Karena sudah banyak merugikan, Zulhas menyebut banyak negara yang sudah mengatur terkait perdagangan di sistem elektronik. Bahkan, di Uni Eropa, India, Amerika Serikat, hingga Australia, banyak yang tidak mengizinkan TikTok Shop.
"Tapi kita tidak. Kita persilahkan, tapi kita atur. Jangan sampai yang dagang offline ini bayar pajak yang di online nggak. Ini jualnya resmi, di sana jualnya predatory pricing. Di sini harus ada BPOM yang ini tidak. Di sini ada sertifikat jaminan, di sana tidak. Ya tentu kalah, toko-toko saja nanti bisa tutup semua," kata Zulhas.

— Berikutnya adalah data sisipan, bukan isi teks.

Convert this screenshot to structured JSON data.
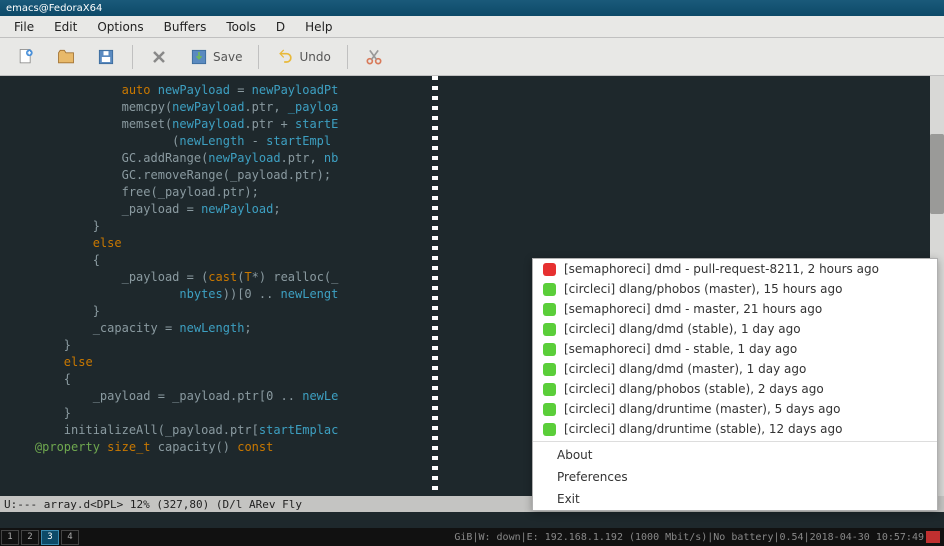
{
  "window": {
    "title": "emacs@FedoraX64"
  },
  "menubar": [
    "File",
    "Edit",
    "Options",
    "Buffers",
    "Tools",
    "D",
    "Help"
  ],
  "toolbar": {
    "new": "",
    "open": "",
    "saveicon": "",
    "close": "",
    "save": "Save",
    "undo": "Undo",
    "cut": ""
  },
  "code": {
    "lines": [
      "                auto newPayload = newPayloadPt",
      "                memcpy(newPayload.ptr, _payloa",
      "                memset(newPayload.ptr + startE",
      "                       (newLength - startEmpl",
      "                GC.addRange(newPayload.ptr, nb",
      "                GC.removeRange(_payload.ptr);",
      "                free(_payload.ptr);",
      "                _payload = newPayload;",
      "            }",
      "            else",
      "            {",
      "                _payload = (cast(T*) realloc(_",
      "                        nbytes))[0 .. newLengt",
      "            }",
      "            _capacity = newLength;",
      "        }",
      "        else",
      "        {",
      "            _payload = _payload.ptr[0 .. newLe",
      "        }",
      "        initializeAll(_payload.ptr[startEmplac",
      "",
      "    @property size_t capacity() const"
    ]
  },
  "modeline": "U:---  array.d<DPL>   12% (327,80)   (D/l ARev Fly",
  "popup": {
    "items": [
      {
        "status": "red",
        "text": "[semaphoreci] dmd - pull-request-8211, 2 hours ago"
      },
      {
        "status": "green",
        "text": "[circleci] dlang/phobos (master), 15 hours ago"
      },
      {
        "status": "green",
        "text": "[semaphoreci] dmd - master, 21 hours ago"
      },
      {
        "status": "green",
        "text": "[circleci] dlang/dmd (stable), 1 day ago"
      },
      {
        "status": "green",
        "text": "[semaphoreci] dmd - stable, 1 day ago"
      },
      {
        "status": "green",
        "text": "[circleci] dlang/dmd (master), 1 day ago"
      },
      {
        "status": "green",
        "text": "[circleci] dlang/phobos (stable), 2 days ago"
      },
      {
        "status": "green",
        "text": "[circleci] dlang/druntime (master), 5 days ago"
      },
      {
        "status": "green",
        "text": "[circleci] dlang/druntime (stable), 12 days ago"
      }
    ],
    "menu": [
      "About",
      "Preferences",
      "Exit"
    ]
  },
  "taskbar": {
    "workspaces": [
      "1",
      "2",
      "3",
      "4"
    ],
    "active": 2,
    "right": " GiB|W: down|E: 192.168.1.192 (1000 Mbit/s)|No battery|0.54|2018-04-30 10:57:49 "
  }
}
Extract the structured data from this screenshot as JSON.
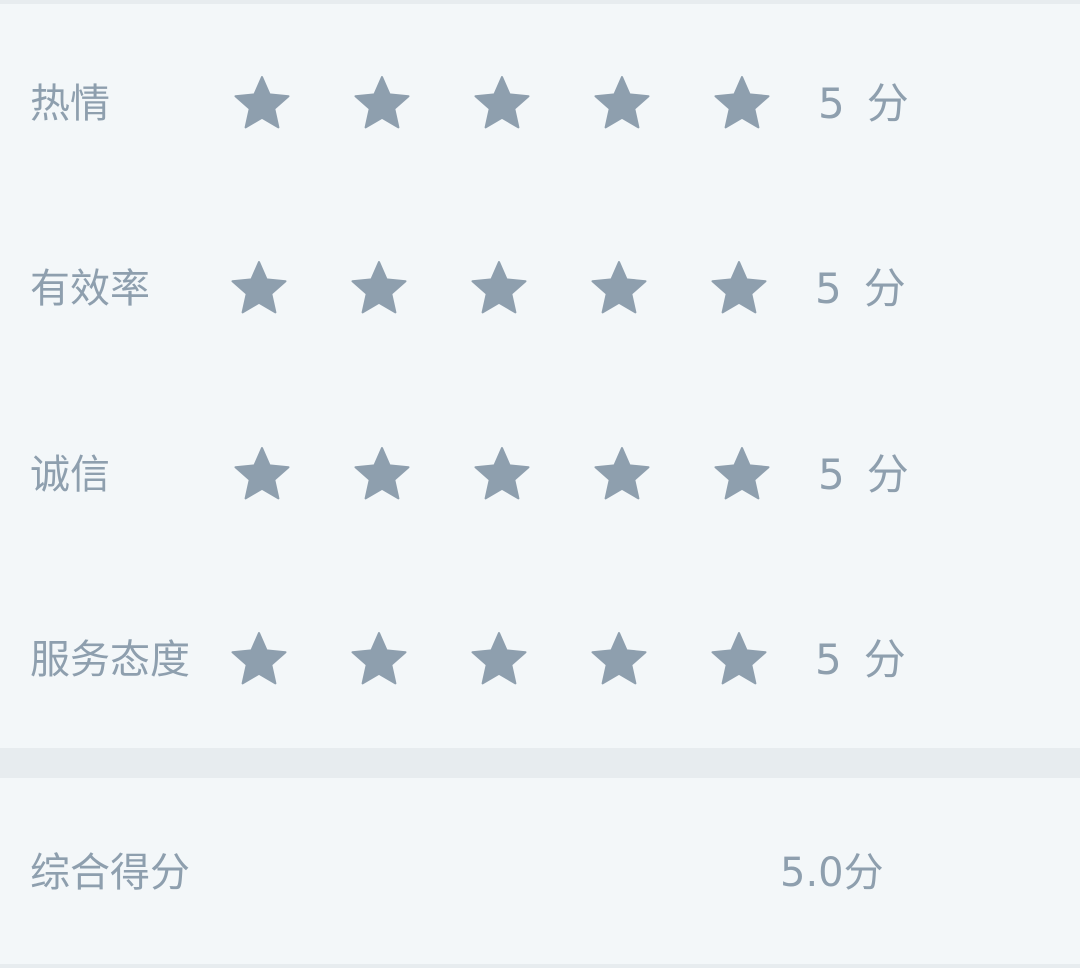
{
  "colors": {
    "background": "#f3f7f9",
    "divider": "#e7ecef",
    "text": "#8e9fae",
    "star_filled": "#8e9fae"
  },
  "ratings": [
    {
      "label": "热情",
      "stars_filled": 5,
      "stars_total": 5,
      "score": "5",
      "unit": "分"
    },
    {
      "label": "有效率",
      "stars_filled": 5,
      "stars_total": 5,
      "score": "5",
      "unit": "分"
    },
    {
      "label": "诚信",
      "stars_filled": 5,
      "stars_total": 5,
      "score": "5",
      "unit": "分"
    },
    {
      "label": "服务态度",
      "stars_filled": 5,
      "stars_total": 5,
      "score": "5",
      "unit": "分"
    }
  ],
  "total": {
    "label": "综合得分",
    "value": "5.0分"
  }
}
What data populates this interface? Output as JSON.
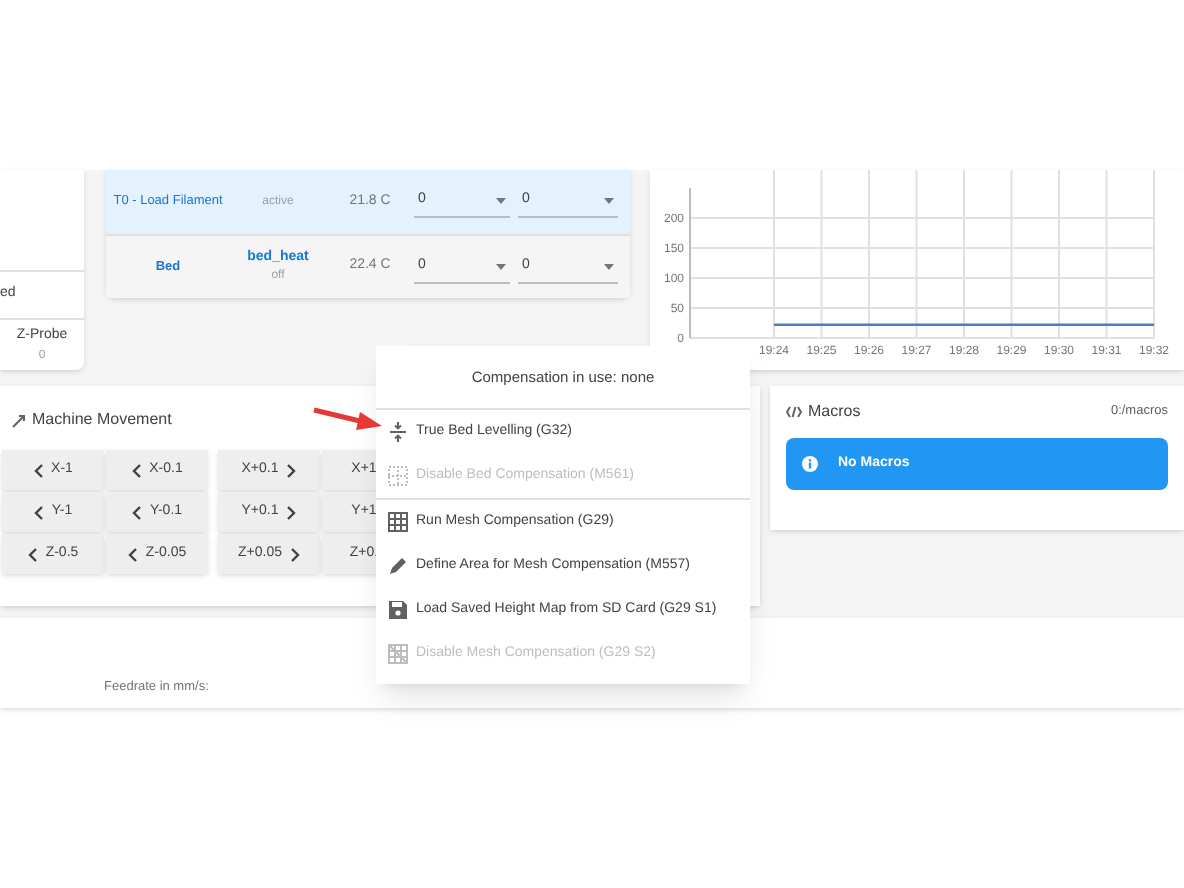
{
  "status_card": {
    "label": "ed",
    "probe_label": "Z-Probe",
    "probe_value": "0"
  },
  "heaters": [
    {
      "name": "T0 - Load Filament",
      "state": "active",
      "current": "21.8 C",
      "active_temp": "0",
      "standby_temp": "0",
      "selected": true
    },
    {
      "name": "Bed",
      "heater": "bed_heat",
      "state": "off",
      "current": "22.4 C",
      "active_temp": "0",
      "standby_temp": "0",
      "selected": false
    }
  ],
  "chart": {
    "chart_data": {
      "type": "line",
      "categories": [
        "19:24",
        "19:25",
        "19:26",
        "19:27",
        "19:28",
        "19:29",
        "19:30",
        "19:31",
        "19:32"
      ],
      "series": [
        {
          "color": "#4a7fc1",
          "values": [
            22,
            22,
            22,
            22,
            22,
            22,
            22,
            22,
            22
          ]
        }
      ],
      "ylim": [
        0,
        250
      ],
      "yticks": [
        0,
        50,
        100,
        150,
        200
      ],
      "grid": true
    }
  },
  "movement": {
    "title": "Machine Movement",
    "rows": [
      [
        {
          "label": "X-1",
          "kind": "minus"
        },
        {
          "label": "X-0.1",
          "kind": "minus"
        },
        {
          "label": "X+0.1",
          "kind": "plus"
        },
        {
          "label": "X+1",
          "kind": "plus"
        }
      ],
      [
        {
          "label": "Y-1",
          "kind": "minus"
        },
        {
          "label": "Y-0.1",
          "kind": "minus"
        },
        {
          "label": "Y+0.1",
          "kind": "plus"
        },
        {
          "label": "Y+1",
          "kind": "plus"
        }
      ],
      [
        {
          "label": "Z-0.5",
          "kind": "minus"
        },
        {
          "label": "Z-0.05",
          "kind": "minus"
        },
        {
          "label": "Z+0.05",
          "kind": "plus"
        },
        {
          "label": "Z+0.",
          "kind": "plus"
        }
      ]
    ]
  },
  "feedrate_label": "Feedrate in mm/s:",
  "macros": {
    "title": "Macros",
    "path": "0:/macros",
    "alert": "No Macros"
  },
  "menu": {
    "header": "Compensation in use: none",
    "items": [
      {
        "label": "True Bed Levelling (G32)",
        "kind": "level",
        "disabled": false,
        "divider_after": false
      },
      {
        "label": "Disable Bed Compensation (M561)",
        "kind": "grid-dashed",
        "disabled": true,
        "divider_after": true
      },
      {
        "label": "Run Mesh Compensation (G29)",
        "kind": "grid",
        "disabled": false,
        "divider_after": false
      },
      {
        "label": "Define Area for Mesh Compensation (M557)",
        "kind": "pencil",
        "disabled": false,
        "divider_after": false
      },
      {
        "label": "Load Saved Height Map from SD Card (G29 S1)",
        "kind": "save",
        "disabled": false,
        "divider_after": false
      },
      {
        "label": "Disable Mesh Compensation (G29 S2)",
        "kind": "grid-off",
        "disabled": true,
        "divider_after": false
      }
    ]
  }
}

Salah satu yang menjadi penyebab banyaknya predatory pricing di TikTok Shop adalah karena barang yang dijual adalah produk impor asal China. Pemerintah mengakui, Indonesia dibanjiri produk murah dari China. Mereka berdalih hal itu terjadi karena sulitnya melakukan pengawasan terhadap gelombang impor yang terjadi.
Direktur Penerimaan dan Perencanaan Strategis Direktorat Jenderal Bea Cukai Kementerian Keuangan, Mohammad Aflah Farobi, membeberkan ada peningkatan drastis pengiriman produk impor dari China ke Indonesia. Hal itu ditandai dengan dokumen pengiriman barang atau consignment note (CN) yang pada 2018 jumlahnya hanya 5 juta dokumen per tahun, melonjak seperti air bah menjadi 60 juta dokumen pengiriman per tahun pada 2019-2023.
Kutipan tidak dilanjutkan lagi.